This is pretty much why I think the idea of global warming is beginning to get more and more traction:
Nature’s fury made life miserable Wednesday from one end of the nation to the other, with people forced out of their homes by wildfires near both coasts and the Canadian border and by major flooding in the Midwest.
And although the calendar still said spring, the first named storm of the year was whipping up surf on the beaches of the Southeast.
Freaky things are going on out there. People see this type of strange weather and they begin to suspect something’s going on. They begin to think: Maybe there’s something to climate change after all.
Which isn’t to say that these events are specifically a result of it; indeed, scientists are saying this premature tropical storm is not due to global warming, though global warming might indeed more hurricanes, hurricanes of greater duration, of greater strength.
There’s a growing perception that “nature’s fury” seems to be getting more, well, furious. It began with the Asian tsunami in 2004, and Hurricane Katrina certainly furthered the perception. Now entire towns in Kansas are flattened and we say, well, that’s always happened, there have always been ferocious tornadoes in the Midwest, there have always been floods along the Mississippi, none of this can be attributed to climate change. And none of it, specifically, can.
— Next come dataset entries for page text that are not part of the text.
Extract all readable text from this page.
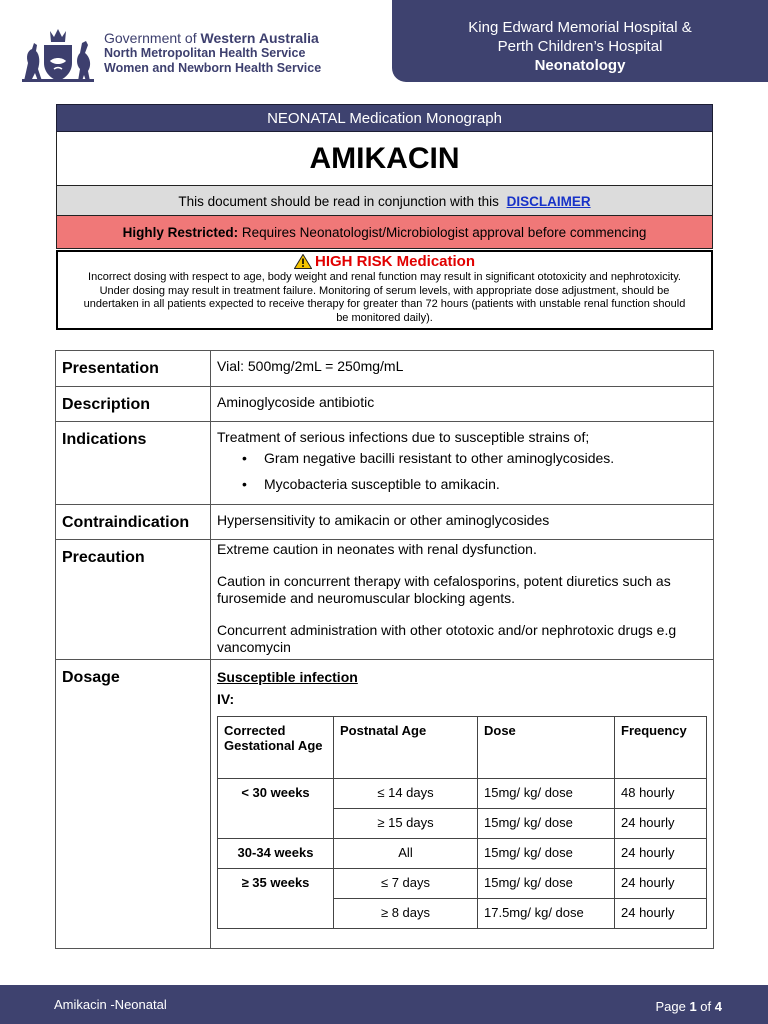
Government of Western Australia
North Metropolitan Health Service
Women and Newborn Health Service
King Edward Memorial Hospital &
Perth Children’s Hospital
Neonatology
NEONATAL Medication Monograph
AMIKACIN
This document should be read in conjunction with this DISCLAIMER
Highly Restricted: Requires Neonatologist/Microbiologist approval before commencing
HIGH RISK Medication
Incorrect dosing with respect to age, body weight and renal function may result in significant ototoxicity and nephrotoxicity. Under dosing may result in treatment failure. Monitoring of serum levels, with appropriate dose adjustment, should be undertaken in all patients expected to receive therapy for greater than 72 hours (patients with unstable renal function should be monitored daily).
Presentation	Vial: 500mg/2mL = 250mg/mL
Description	Aminoglycoside antibiotic
Indications	Treatment of serious infections due to susceptible strains of;
• Gram negative bacilli resistant to other aminoglycosides.
• Mycobacteria susceptible to amikacin.

Contraindication	Hypersensitivity to amikacin or other aminoglycosides
Precaution	Extreme caution in neonates with renal dysfunction.
Caution in concurrent therapy with cefalosporins, potent diuretics such as furosemide and neuromuscular blocking agents.
Concurrent administration with other ototoxic and/or nephrotoxic drugs e.g vancomycin

Dosage	Susceptible infection
IV:
Corrected Gestational Age	Postnatal Age	Dose	Frequency
< 30 weeks	≤ 14 days	15mg/ kg/ dose	48 hourly
≥ 15 days	15mg/ kg/ dose	24 hourly
30-34 weeks	All	15mg/ kg/ dose	24 hourly
≥ 35 weeks	≤ 7 days	15mg/ kg/ dose	24 hourly
≥ 8 days	17.5mg/ kg/ dose	24 hourly
Amikacin -Neonatal	Page 1 of 4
But at some instinctual level, I think people are beginning to get a little nervous. And when that happens, it provides an opening - an opportunity to talk about the issue of climate change, to talk about what might happen if indeed climate change is occurring, and we are playing a role in it. And that, of course, is the first real step towards doing something about it.
The weather itself, in other words - and more than that, the relentless coverage of these weather disasters, both by regular outlets and even more so by the Weather Channel (”It Could Happen Tomorrow”) - tends to feed a strain of fatalism; Chicken Little syndrome, conservatives might say.
Or maybe it simply takes a few historic deluges before people begin to wonder what happens if the sky really were to fall.